Es ist in diesem Zusammenhang im Übrigen darauf hinzuweisen, dass die Angabe des gesetzlichen Vertreters bei einer Gesellschaft bürgerlichen Rechts vielfach auch nicht ohne weiteres möglich ist, weil etwaige gesetzliche Vertreter dem Gegner oft unbekannt sind. Auch im vorliegenden Fall ist nicht bekannt, ob die Beklagte in ihrem Gesellschaftsvertrag Regelungen über die gesetzliche Vertretung getroffen hat. Eine solche Regelung ist insbesondere nicht aus den von der Beklagten verwendeten Briefköpfen ersichtlich. Die Parteibezeichnung in der Klageschrift ist in einem solchen Fall so zu verstehen, dass die Klägerin von einer Anwendung der Regeln in §§ 709 Abs. 1, 714 BGB (Gesamtvertretung der GbR durch die Gesellschafter) ausgeht. Die Angaben in der Klageschrift sind unter diesen Umständen auch für Zustellungszwecke ausreichend. Aus dem Rubrum in der Klageschrift ergeben sich die Namen mehrerer Gesellschafter. Gemäß § 170 Abs. 3 ZPO ist (im Hinblick auf §§ 709 Abs. 1, 714 BGB) die Zustellung der Klageschrift an einen der Gesellschafter ausreichend.

c) Die Parteiidentität einer Gesellschaft bürgerlichen Rechts kann im Übrigen im Prozess zusätzlich dadurch klargestellt werden, dass der exakte Name der Gesellschaft verwendet wird, der gesellschaftsvertraglich vereinbart ist, und unter dem die Gesellschaft im Rechtsverkehr auftritt. Im vorliegenden Fall ist unbekannt, ob es einen solchen Namen der Beklagten gibt. Nach dem Briefkopf der Beklagten trägt diese möglicherweise den Namen "Anwaltskanzlei Dr. H. & Partner - GbR -". Dies ist allerdings insoweit nicht ganz klar, als sich im Adressfeld des Briefkopfes eine abweichende Bezeichnung befindet, nämlich "RAe Dr. jur. K. W. H. & Partner GbR". Nach den Ausführungen im Schriftsatz der Beklagten vom 22.02.2007 (AS. 96, Seite 2 dieses Schriftsatzes) tritt die Beklagten möglicherweise jedoch nicht unter diesen Bezeichnungen auf, sondern unter dem Namen "Dr. H. & Partner GbR". Von sämtlichen dieser Bezeichnungen unterscheidet sich der von der Klägerin im Rubrum der Klageschrift angegebene Name der Beklagten in verschiedenen Details. Dies ist jedoch unschädlich, da es unstreitig nur eine einzige Anwaltskanzlei als Gesellschaft bürgerlichen Rechts unter der entsprechenden Anschrift und mit ähnlicher Bezeichnung gibt.
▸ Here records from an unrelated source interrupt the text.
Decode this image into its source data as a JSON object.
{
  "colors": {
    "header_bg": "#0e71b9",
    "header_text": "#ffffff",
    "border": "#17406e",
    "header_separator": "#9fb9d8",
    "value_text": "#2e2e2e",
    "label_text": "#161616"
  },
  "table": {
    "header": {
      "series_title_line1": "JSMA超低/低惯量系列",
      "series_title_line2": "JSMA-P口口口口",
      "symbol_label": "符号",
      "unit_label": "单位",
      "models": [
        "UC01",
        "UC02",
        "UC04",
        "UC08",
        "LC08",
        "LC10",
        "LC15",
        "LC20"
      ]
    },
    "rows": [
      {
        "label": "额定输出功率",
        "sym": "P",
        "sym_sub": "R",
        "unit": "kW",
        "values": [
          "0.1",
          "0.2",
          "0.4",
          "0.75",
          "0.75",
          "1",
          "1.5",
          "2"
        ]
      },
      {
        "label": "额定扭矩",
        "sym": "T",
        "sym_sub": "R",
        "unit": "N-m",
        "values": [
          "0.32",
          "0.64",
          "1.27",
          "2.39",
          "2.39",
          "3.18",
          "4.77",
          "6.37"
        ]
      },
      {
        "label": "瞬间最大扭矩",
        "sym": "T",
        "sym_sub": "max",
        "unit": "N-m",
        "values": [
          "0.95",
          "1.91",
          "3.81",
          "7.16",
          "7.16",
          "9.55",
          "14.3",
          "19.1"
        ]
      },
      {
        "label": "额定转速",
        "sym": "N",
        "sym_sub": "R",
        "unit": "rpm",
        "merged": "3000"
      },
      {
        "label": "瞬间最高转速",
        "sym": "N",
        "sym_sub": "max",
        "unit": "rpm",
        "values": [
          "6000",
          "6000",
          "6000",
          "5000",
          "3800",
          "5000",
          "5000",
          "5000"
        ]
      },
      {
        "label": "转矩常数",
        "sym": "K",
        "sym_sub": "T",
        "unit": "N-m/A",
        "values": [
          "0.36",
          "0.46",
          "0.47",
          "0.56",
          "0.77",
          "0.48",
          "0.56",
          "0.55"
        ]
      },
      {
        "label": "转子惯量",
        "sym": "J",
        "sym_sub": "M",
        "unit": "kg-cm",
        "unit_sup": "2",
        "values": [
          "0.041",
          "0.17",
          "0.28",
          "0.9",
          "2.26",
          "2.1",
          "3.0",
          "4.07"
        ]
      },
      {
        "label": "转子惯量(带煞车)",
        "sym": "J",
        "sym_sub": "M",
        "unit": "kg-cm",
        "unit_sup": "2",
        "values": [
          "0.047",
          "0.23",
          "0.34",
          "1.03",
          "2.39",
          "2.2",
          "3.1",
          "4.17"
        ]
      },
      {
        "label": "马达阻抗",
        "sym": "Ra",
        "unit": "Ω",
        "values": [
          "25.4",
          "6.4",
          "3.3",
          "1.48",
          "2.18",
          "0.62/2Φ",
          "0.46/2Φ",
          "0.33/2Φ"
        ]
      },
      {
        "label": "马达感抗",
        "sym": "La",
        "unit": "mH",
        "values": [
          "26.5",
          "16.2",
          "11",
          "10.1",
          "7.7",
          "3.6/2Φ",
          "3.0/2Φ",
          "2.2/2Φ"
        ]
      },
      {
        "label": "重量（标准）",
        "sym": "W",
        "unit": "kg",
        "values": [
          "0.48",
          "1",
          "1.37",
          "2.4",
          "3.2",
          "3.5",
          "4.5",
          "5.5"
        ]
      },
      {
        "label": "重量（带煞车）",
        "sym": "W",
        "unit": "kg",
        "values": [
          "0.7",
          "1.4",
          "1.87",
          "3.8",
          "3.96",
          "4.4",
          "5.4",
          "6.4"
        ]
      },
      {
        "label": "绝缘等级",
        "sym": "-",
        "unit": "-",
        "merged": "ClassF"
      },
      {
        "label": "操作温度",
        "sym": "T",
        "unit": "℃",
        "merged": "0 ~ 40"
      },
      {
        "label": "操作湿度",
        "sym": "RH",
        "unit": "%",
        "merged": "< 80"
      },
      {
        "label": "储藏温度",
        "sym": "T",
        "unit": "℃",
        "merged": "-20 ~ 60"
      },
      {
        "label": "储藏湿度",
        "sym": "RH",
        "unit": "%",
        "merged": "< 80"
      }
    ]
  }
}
d) Es ist im Übrigen teilweise üblich, die Identität einer Gesellschaft bürgerlichen Rechts in einer Klageschrift dadurch zu kennzeichnen, dass zunächst der Name (oder vermeintliche Name) der GbR angegeben wird und sodann - mit dem Zusatz "bestehend aus: ...." - die Namen der Gesellschafter der GbR. Ein solcher Zusatz kann ergänzend der Klarstellung dienen, ist jedoch nicht zwingend erforderlich, um die Parteirolle der GbR hervorzuheben.

3. Die Kostenentscheidung beruht auf § 97 Abs. 1 ZPO.

4. Der Beschwerdewert beträgt 337,22 €. Bei einem Erfolg der Beschwerde wären im Kostenausgleich auf Beklagtenseite zusätzlich 387,60 € netto, bzw. 449,62 € brutto, zu berücksichtigen gewesen. Auf Grund der im Beschluss vom 04.10.2006 enthaltenen Kostenquote von 3/4 hätten sich die zusätzlichen Kosten im Rahmen der Kostenfestsetzung mit 3/4 zu Gunsten der Beklagten ausgewirkt. (3/4 von 449,62 € ergibt den Beschwerdewert vom 337,22 €.)

5. Für eine Zulassung der Rechtsbeschwerde bestand kein Anlass (§ 574 Abs. 2 ZPO).